In still another embodiment, the configurable device further includes a volatile memory for storing the default configuration as an alterable configuration upon application of power to the device in a normal operating mode. Configuration registers within the volatile memory store at least a portion of the alterable configuration. Modules on the device are coupled to the volatile memory. The alterable configuration stored in the configuration registers is used to configure operation of at least one of the modules. The modules may include the input/output unit, the protocol engine and an analog to digital converter. The protocol engine may be a controller area network (CAN) protocol engine.
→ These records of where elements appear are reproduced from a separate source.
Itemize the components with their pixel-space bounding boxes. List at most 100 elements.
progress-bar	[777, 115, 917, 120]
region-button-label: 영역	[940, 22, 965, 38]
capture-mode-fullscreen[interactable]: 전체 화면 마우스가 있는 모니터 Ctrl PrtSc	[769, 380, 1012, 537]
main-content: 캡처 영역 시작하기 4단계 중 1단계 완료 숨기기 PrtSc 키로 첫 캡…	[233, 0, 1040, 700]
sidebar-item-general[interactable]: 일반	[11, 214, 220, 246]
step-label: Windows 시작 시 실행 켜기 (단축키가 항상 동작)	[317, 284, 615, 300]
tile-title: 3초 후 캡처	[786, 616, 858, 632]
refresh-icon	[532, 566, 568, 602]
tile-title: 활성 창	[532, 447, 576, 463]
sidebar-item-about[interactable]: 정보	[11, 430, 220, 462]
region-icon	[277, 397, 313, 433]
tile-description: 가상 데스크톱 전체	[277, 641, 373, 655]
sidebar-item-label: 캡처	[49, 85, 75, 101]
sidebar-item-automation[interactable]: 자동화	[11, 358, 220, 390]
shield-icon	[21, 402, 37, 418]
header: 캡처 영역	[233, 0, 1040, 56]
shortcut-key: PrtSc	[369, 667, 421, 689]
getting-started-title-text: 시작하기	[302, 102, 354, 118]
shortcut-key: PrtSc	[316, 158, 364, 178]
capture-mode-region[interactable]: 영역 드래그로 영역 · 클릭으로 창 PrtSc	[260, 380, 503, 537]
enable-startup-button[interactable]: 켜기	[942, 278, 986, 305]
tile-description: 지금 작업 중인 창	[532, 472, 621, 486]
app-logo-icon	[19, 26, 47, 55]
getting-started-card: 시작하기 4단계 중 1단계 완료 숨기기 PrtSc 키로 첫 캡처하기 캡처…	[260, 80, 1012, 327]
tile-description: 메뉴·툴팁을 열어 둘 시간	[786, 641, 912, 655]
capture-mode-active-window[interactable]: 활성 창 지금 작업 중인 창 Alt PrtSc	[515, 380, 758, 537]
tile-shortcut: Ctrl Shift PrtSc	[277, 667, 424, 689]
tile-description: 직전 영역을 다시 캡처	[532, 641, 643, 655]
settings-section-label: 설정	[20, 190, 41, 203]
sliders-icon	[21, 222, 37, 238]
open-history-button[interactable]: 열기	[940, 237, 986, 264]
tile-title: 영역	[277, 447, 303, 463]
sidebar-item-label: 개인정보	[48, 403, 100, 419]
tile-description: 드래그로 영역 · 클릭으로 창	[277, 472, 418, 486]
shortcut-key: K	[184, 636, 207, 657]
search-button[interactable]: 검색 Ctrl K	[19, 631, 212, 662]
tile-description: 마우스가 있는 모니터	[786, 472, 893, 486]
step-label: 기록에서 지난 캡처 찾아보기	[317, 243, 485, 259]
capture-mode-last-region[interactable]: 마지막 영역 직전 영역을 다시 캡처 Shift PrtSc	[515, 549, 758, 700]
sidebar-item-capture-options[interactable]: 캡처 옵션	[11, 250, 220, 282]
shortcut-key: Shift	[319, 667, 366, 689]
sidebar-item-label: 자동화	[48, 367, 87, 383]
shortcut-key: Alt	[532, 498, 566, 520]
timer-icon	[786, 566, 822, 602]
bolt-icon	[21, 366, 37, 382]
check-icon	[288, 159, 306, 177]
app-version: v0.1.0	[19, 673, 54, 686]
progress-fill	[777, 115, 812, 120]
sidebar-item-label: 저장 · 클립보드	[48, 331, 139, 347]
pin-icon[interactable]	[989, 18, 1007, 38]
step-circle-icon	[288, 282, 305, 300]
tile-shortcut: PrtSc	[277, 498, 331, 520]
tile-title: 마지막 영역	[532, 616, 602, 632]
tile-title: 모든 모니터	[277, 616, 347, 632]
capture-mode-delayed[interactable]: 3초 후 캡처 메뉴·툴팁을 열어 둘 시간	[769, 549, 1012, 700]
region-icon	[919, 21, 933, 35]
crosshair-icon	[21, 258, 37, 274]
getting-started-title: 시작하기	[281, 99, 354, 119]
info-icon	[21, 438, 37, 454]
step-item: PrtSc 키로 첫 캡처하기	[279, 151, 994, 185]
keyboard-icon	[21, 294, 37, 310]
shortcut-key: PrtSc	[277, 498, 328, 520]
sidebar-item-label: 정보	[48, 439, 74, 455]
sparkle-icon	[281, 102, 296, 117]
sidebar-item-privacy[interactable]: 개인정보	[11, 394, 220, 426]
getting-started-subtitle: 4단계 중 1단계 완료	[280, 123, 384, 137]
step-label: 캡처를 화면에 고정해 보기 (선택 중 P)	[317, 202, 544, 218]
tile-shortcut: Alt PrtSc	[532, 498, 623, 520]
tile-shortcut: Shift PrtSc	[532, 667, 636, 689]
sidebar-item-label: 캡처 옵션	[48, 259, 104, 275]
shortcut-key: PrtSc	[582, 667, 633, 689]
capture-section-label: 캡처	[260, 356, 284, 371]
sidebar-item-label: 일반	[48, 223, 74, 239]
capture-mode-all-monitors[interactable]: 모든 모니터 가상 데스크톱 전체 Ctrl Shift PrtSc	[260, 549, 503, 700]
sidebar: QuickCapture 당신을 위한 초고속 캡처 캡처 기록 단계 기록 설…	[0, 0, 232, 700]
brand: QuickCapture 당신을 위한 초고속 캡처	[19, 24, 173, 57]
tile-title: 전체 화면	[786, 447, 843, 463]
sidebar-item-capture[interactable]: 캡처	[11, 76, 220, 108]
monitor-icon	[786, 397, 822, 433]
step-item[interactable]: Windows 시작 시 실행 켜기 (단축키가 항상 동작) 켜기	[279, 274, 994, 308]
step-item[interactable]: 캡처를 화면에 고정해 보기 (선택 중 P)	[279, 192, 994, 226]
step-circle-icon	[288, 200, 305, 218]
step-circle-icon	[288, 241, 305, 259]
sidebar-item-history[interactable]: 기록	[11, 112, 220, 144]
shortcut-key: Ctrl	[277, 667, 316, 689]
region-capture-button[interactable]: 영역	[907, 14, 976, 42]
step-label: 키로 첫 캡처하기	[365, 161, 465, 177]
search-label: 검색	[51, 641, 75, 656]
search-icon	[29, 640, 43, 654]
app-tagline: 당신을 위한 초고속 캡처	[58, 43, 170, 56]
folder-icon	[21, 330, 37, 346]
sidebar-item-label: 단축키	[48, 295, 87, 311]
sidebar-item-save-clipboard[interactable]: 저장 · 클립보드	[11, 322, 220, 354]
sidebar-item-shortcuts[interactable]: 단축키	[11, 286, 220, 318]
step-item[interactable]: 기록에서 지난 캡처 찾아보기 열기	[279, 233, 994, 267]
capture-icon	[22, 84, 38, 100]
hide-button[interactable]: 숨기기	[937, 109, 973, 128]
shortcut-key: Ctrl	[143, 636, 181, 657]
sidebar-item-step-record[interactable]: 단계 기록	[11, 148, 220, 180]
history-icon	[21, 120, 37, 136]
According to another embodiment of the present invention, a method of configuring a device for message-based network communication includes providing pins for connecting the configurable device to a system. A portion of the pins operate in both a normal mode and as a clock pin, a data pin and a program pin in a programming mode. The device receives clock, data and programming signals from the clock, data and programming pins. The device determines data and programming commands and discerns one from the other based on the data, clock and programming signals. The device then executes the commands to program the data, which comprises the default configuration, into an EPROM.
The device and method according to the present invention may be incorporated within a cost effective node for connecting to a message-based bus. The configuration of the device and method may be set to a default configuration and then reconfigured on the fly via messages from the message-based bus. Using these features, it is possible to create xe2x80x98standardxe2x80x99 nodes that are configurable at the last moment and that self configure on power up. The standard nodes can then be modified via the message-based bus as needed. These standard nodes can be mass produced and embodied in simple, cost effective devices thus significantly expanding the range of systems in which message-based networks such as the controller area network (CAN) can be implemented.